Sebuah tanda tanya besar menyelimuti pikiran Vano.Apakah memendam perasaan ini adalah jalan terbaik atau justru hanya membuat sakit hati yang tak berujung.

 .....

Mengapa cinta begitu membingungkan Bukankah ia harusnya menjadi tanda kebahagiaan

Kepada setiap insan yang merasakan

...

Malam itu langit nampak begitu cerah, bintang – bintang bertaburan dan sang bulan begitu bersinar. Tak ada hujan ataupun badai, namun entah mengapa pada malam itu  sang ayah mengajak mereka untuk makan malam. Ayah Vano memang sangat baik, ia begitu ramah dengan Dimas. Perjamuan makan malam itu pun seolah membuka gerbang bagaimana sang ayah bisa menerimanya. Bukan. Bukan hanya sebagai teman Vano, namun lebih dari sekedar itu.

 

Sang Ayah memang sudah tahu bahwa anak semata wayangnya mencitai Dimas. Hal itu bisa ia rasakan takala melihat mata anaknya yang selalu bersinar.

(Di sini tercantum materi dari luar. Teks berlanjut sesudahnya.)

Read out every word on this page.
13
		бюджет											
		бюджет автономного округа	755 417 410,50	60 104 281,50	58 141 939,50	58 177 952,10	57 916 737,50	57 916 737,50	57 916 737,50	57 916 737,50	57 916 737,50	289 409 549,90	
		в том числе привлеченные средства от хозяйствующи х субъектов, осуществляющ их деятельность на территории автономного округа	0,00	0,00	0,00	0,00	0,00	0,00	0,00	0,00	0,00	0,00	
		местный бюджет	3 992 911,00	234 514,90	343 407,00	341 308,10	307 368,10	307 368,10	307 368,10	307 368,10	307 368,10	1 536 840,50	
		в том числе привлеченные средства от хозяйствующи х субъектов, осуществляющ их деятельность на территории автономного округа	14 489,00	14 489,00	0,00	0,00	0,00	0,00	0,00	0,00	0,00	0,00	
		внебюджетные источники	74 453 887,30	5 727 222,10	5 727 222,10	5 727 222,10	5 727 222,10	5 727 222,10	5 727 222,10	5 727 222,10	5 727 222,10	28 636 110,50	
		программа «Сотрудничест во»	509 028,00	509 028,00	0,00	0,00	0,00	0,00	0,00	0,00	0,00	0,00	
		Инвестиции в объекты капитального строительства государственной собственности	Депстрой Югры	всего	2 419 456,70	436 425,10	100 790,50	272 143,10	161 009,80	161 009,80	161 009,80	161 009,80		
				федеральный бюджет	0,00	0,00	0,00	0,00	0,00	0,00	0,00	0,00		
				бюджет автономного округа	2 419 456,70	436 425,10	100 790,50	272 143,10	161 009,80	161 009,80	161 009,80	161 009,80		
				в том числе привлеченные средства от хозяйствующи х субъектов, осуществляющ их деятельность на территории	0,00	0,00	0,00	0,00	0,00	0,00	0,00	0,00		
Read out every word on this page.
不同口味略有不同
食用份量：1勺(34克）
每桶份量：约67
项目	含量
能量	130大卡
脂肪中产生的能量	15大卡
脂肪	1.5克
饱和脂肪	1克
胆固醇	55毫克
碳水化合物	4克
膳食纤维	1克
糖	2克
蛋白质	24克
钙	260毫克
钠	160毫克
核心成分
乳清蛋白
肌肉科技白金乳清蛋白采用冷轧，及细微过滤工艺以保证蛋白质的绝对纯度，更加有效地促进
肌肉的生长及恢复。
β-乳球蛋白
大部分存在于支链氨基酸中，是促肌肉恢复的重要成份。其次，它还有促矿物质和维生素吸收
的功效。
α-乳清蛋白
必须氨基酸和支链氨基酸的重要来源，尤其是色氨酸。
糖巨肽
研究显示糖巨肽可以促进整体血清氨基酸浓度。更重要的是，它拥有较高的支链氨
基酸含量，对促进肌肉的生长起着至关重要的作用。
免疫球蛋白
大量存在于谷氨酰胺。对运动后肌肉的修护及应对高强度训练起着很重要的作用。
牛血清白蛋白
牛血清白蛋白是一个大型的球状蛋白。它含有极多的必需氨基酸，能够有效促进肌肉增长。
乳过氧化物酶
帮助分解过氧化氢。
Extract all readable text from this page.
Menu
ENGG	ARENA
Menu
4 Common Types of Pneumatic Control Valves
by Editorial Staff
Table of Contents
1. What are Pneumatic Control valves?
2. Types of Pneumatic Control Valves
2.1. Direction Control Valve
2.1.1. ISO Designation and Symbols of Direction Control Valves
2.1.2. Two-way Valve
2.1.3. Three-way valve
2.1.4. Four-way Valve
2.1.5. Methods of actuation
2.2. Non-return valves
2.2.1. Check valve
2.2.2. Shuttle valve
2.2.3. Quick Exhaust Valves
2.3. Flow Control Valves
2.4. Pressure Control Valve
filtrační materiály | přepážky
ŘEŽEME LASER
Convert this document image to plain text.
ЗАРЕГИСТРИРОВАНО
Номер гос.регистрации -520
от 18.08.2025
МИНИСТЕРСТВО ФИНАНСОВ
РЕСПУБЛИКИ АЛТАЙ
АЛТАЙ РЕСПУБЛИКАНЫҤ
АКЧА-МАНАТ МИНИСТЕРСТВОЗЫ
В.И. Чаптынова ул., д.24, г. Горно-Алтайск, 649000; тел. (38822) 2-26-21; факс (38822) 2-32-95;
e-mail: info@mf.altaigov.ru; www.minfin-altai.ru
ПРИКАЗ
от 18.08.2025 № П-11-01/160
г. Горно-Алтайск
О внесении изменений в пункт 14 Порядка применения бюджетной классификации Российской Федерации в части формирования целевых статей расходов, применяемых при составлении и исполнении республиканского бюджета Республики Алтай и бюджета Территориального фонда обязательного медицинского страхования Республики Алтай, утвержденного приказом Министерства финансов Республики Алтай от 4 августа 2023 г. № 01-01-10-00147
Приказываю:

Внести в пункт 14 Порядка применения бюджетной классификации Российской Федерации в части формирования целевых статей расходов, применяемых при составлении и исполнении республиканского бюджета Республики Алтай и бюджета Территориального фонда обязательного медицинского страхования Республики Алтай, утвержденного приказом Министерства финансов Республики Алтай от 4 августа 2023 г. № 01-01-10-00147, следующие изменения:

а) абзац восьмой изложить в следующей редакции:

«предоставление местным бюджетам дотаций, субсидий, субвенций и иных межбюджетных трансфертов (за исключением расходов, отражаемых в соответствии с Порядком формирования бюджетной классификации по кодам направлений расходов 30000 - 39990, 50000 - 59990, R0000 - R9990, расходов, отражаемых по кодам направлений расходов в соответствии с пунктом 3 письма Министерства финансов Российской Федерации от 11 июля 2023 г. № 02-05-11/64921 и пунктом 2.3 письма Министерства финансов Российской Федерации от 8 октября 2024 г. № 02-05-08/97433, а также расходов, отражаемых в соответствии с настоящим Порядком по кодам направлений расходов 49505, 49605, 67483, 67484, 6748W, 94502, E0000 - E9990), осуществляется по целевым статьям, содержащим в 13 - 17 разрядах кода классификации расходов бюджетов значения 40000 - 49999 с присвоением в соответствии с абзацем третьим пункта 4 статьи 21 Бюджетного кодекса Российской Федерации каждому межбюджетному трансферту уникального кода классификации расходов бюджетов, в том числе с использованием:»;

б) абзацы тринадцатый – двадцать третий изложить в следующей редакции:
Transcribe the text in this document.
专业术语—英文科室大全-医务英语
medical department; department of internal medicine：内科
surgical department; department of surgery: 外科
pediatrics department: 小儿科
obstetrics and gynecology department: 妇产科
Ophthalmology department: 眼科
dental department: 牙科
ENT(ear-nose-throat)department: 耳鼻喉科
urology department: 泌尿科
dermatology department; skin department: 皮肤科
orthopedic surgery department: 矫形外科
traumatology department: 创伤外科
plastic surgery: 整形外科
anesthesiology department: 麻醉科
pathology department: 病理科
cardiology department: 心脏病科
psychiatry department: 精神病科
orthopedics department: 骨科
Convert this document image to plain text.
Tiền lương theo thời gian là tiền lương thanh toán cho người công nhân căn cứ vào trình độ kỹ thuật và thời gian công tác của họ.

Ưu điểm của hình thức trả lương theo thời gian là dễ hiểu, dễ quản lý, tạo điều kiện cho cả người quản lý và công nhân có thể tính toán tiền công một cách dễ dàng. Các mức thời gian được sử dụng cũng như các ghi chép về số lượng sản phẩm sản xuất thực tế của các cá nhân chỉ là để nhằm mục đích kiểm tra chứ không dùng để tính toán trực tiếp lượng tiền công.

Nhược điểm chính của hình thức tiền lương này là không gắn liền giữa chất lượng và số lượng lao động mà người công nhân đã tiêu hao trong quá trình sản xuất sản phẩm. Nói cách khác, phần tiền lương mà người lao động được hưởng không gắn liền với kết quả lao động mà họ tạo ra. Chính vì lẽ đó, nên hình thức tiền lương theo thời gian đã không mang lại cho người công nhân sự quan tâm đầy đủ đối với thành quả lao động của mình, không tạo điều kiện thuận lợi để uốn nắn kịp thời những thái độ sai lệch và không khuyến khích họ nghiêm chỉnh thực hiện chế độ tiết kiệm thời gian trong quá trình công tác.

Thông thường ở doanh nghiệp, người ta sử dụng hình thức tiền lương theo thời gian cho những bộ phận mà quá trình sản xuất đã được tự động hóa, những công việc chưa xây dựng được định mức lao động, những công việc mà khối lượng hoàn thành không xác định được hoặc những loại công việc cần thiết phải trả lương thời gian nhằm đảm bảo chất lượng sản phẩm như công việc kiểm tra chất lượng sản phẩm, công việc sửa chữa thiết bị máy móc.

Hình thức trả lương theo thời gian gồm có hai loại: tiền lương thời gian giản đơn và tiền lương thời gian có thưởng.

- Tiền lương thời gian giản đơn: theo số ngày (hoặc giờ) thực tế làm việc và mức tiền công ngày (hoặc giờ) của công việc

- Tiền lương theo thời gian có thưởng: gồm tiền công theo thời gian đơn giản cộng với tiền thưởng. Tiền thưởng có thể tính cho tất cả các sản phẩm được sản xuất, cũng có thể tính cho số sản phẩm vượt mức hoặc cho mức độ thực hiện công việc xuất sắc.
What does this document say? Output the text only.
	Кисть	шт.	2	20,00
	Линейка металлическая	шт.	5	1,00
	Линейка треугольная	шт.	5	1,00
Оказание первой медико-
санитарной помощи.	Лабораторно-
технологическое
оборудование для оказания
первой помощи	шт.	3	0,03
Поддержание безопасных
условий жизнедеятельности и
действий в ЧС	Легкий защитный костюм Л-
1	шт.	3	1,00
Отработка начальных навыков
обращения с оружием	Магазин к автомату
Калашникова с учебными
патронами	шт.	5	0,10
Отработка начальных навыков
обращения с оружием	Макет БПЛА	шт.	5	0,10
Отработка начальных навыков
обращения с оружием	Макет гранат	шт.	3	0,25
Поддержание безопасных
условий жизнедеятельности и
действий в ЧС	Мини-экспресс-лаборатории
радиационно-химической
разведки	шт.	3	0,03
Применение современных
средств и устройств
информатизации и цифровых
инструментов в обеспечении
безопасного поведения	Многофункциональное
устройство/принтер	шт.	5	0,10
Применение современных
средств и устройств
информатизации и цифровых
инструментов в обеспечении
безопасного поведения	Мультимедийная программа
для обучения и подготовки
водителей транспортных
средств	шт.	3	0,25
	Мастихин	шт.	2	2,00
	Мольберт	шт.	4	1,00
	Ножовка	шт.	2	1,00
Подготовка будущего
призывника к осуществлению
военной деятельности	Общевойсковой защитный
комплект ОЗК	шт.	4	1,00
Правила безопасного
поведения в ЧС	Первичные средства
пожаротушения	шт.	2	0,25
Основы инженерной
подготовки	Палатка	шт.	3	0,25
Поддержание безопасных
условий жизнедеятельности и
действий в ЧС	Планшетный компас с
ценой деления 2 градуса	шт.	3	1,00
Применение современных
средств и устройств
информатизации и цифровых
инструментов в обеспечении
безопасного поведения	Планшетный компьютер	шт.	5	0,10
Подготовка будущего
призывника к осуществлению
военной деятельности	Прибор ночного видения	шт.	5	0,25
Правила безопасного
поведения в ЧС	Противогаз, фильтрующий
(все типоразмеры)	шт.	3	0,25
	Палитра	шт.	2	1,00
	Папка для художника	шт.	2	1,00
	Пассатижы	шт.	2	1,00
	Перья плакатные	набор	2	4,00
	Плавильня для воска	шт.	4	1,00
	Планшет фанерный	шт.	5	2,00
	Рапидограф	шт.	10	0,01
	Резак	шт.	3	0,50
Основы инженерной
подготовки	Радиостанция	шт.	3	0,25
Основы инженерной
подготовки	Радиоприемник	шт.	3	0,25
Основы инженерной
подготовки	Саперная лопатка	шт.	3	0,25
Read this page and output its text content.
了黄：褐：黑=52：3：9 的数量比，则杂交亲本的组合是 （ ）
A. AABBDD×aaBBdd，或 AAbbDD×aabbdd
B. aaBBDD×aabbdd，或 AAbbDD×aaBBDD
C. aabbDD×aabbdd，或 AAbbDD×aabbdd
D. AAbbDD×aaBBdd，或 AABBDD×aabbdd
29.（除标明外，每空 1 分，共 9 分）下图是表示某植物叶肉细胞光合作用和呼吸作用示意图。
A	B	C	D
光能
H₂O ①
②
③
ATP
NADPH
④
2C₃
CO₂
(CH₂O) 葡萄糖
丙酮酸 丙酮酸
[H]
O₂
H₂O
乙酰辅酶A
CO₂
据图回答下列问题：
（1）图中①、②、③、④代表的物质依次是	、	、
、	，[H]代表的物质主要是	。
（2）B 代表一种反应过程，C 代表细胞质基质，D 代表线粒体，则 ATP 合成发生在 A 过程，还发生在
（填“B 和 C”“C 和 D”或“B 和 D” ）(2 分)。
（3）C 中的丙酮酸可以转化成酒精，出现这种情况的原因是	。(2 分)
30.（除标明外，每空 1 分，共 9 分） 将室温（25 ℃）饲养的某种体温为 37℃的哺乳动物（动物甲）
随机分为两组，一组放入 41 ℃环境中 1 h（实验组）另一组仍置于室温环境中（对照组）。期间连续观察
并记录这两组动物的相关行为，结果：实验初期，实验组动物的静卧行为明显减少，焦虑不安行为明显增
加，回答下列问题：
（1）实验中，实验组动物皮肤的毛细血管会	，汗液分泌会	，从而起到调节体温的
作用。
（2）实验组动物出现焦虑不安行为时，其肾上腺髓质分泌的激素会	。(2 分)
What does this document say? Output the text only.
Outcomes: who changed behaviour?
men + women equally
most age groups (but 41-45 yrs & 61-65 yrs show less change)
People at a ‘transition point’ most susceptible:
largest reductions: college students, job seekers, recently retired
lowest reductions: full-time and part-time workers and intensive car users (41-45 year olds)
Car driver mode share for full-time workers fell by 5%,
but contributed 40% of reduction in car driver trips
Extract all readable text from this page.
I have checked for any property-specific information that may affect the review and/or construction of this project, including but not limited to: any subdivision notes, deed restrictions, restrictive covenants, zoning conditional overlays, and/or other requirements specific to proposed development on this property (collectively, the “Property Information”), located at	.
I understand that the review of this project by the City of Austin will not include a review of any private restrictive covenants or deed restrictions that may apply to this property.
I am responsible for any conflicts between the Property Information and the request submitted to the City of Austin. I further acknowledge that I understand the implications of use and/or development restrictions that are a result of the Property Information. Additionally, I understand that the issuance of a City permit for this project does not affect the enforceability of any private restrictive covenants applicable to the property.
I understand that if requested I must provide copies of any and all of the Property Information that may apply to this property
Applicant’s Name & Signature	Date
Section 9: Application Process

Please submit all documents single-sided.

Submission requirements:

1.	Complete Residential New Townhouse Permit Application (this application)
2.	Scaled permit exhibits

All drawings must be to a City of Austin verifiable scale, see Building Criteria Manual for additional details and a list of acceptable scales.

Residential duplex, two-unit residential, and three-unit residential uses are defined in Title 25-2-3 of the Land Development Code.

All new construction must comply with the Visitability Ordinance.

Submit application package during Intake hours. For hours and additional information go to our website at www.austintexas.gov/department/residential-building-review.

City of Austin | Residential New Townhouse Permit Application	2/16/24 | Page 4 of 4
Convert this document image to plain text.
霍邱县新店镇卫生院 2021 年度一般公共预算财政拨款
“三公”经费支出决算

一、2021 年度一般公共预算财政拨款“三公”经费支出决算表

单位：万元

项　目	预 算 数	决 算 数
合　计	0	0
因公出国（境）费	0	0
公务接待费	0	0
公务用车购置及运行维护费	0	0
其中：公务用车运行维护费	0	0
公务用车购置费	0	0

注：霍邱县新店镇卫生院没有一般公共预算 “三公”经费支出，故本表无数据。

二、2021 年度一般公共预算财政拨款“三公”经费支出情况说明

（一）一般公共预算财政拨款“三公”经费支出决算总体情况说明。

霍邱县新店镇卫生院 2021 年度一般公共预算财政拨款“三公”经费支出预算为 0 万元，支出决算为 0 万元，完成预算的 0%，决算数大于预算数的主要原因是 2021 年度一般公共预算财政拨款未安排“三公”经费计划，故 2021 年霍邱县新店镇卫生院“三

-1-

Seolah menampakan kebahagiaan. Kebahagiaan yang belum pernah ia tampakan.

Kebahagiaan pada malam itu mungkin tak akan pernah bisa ditukar oleh materi. Rawut wajah Vano nampak begitu gembira. Ia seolah berada di tengah – tengah pangeran cintanya.

....

Seorang pelayanan membawakan makanan penutup. Disela – sela mereka sedang menyatap makanan itu, tiba – tiba saja ayah Vano bertanya sesuatu kepada Dimas.

"Dim. Boleh om bertanya sesuatu?" Tanya Ayah Vano. Dimas pun  menganggukan kepalanya sembari tersenyum.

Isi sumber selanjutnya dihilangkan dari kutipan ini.